Inevitably, when you are entertaining a mate in a pub with a good tale, the tendency is to miss out on the boring bits. Everything becomes embellished and the “true story” of what really happened is lost in the re-telling.
What struck me was that my friend appeared to have two main classes of client. The first was the supposedly “knowledgeable” type, whose vast array of information is culled from vaguely remembered and half-digested articles in various newspapers and magazines or out-of-date websites.
The second type of client was the completely ignorant one, who needs his hand held firmly as he struggles to understand how a unit trust works, what investments are in his portfolio, the type of mortgage he has or what kind of protection would really suit him and his family.
I felt vaguely sorry for this IFA. Where was the other category, the clued-up client able to discuss various financial planning options in an intelligent manner with his or her adviser and then make a satisfactory decision based on all the available facts?
It was only in hindsight that I understood a vitally important truth – of all the client types out there, my friend actually prefers the most stupid ones. They offer him the blank canvas he needs to create and deliver his most stunningly elegant advice plans and are least likely to question what he tells them is best for their needs. Yes he is careful to ensure his advice and any transaction are properly documented and explained, with alternative options noted and discounted. If the FSA were ever to call round and ask to see a random selection of files, there is no question they would applaud his thoroughness and skill.
But the fact remains that while the client himself may appreciate the big picture painted for him by the IFA, he understands relatively little of the many nuances that can make all the difference between supremely good and barely acceptable financial planning.
I was reminded of my friend last week after the FSA published a 21-page document on the feedback to its earlier proposals on the appropriate balance of responsibility between consumers and firms in the sale of financial products.

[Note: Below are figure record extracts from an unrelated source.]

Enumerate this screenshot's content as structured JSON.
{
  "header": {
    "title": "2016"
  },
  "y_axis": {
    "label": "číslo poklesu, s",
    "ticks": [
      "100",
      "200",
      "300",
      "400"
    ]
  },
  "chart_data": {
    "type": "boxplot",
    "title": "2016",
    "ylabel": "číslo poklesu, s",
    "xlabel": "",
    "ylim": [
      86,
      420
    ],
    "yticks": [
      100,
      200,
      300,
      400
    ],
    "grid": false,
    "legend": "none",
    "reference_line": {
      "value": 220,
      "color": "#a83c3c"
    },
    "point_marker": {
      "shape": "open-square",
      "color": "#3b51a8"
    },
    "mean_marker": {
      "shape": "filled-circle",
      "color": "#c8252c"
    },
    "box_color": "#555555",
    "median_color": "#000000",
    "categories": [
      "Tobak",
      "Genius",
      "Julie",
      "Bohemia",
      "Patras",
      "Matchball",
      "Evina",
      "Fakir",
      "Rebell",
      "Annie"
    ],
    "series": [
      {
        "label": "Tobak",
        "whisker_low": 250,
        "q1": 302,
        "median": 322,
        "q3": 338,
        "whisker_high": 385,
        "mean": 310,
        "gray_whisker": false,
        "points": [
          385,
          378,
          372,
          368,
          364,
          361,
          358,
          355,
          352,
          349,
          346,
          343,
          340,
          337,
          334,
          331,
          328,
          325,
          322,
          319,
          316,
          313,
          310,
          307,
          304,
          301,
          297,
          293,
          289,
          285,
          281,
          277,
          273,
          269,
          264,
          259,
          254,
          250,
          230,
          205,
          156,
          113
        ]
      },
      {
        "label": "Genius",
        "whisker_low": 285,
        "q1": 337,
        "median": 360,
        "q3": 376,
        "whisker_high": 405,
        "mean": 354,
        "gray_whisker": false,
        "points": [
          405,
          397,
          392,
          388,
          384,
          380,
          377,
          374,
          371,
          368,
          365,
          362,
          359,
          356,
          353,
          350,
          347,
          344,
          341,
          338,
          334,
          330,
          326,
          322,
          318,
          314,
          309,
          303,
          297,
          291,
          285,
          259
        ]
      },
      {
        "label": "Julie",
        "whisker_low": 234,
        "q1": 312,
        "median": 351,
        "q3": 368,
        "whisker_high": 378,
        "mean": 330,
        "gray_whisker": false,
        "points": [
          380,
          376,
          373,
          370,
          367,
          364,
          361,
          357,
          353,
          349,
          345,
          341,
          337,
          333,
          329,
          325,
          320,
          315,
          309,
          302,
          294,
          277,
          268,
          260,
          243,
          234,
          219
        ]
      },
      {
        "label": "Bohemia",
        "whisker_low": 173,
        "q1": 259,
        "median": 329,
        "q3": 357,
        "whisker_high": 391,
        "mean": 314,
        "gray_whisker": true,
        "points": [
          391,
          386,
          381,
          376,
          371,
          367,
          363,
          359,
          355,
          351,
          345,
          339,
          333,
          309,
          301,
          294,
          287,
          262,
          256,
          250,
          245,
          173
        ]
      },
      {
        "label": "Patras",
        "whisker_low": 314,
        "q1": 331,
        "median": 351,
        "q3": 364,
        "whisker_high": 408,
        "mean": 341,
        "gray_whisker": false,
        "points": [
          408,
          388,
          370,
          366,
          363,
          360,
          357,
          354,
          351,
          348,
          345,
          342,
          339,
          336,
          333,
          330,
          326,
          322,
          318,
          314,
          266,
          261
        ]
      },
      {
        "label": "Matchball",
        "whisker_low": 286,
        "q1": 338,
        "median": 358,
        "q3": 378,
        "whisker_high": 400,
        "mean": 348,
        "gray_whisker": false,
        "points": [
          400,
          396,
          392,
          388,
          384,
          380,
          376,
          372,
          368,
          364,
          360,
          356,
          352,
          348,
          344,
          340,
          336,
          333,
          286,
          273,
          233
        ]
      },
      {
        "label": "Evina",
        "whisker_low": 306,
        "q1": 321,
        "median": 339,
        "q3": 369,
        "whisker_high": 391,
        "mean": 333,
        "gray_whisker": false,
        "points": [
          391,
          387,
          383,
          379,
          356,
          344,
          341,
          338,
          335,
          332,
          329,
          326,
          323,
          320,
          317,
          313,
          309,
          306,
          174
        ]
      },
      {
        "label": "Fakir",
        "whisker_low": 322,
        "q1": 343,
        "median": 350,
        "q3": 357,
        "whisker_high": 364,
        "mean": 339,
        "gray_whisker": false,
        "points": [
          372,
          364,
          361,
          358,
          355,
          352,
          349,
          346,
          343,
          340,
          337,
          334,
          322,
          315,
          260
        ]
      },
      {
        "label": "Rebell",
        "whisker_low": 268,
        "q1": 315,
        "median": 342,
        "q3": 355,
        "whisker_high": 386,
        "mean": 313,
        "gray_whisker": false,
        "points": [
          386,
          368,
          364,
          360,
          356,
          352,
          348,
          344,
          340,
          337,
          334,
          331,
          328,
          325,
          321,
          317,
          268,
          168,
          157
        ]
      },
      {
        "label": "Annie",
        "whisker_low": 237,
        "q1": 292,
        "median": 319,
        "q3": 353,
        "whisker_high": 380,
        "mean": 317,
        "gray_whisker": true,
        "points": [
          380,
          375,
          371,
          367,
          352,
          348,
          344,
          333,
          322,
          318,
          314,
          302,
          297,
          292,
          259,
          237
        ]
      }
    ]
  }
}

The feedback statement follows a discussion paper at the end of 2008, in which it looked at consumers’ own responsibility in its decision and policymaking. The original document was prompted by a report from the National Audit Office a year earlier.
This suggested the FSA should identify the responsibilities it wants consumers to take on when interacting with the financial services markets and how its financial capability programme, alongside other regulatory activity, will help to equip consumers for these responsibilities.
However, the FSA’s statement last week says: “There is no broad consensus amongst respondents and stake-holders on what consumers’ high-level responsibilities might be at common law.
“We also note that some firms view the current balance of responsibilities to be skewed in the consumer’s favour, while consumer representatives have argued that consumers do not (and should not) have responsibilities in the sense that firms do.”
The FSA says it will keep to its current stance after the industry “failed to reach a consensus” on what buyers should be accountable for. It is proposing instead to expand its existing financial capability work, aimed at less-well-off consumers as well as continuing its financial education activities, including its website, work in schools and with young adults.
Inevitably, the FSA’s decision is bound to upset many IFAs. However, it is interesting that leading IFA trade bodies, which presumably would initially have backed calls for a much tighter redrawing of consumer responsibilities, have so far remained silent on the feedback document’s conclusions.
It is not hard to see why. The NAO’s desire for a codified set of consumer “responsibilities” was always unrealistic. Apart from anything else, it implied that human beings were little more than automatons, able to assimilate information they were given on an equal basis.
It also assumed that the FSA’s regulatory activities and its education programme ought to achieve specific targets on an educational continuum, regardless of the individual characteristics of those it aims to help.
Yet, as even the FSA recognises, it is one thing to aim for improved consumer understanding of their financial needs and quite another to then presume that consumers will reach that level – and having reached it, they can then be required to take greater contractual responsibility for their financial decisions. The real world doesn’t work like that.
The shame is that yet another futile demand is made of the regulator by people who ought to know better. A bit like the equally irrelevant demand for a 15-year long stop, funnily enough.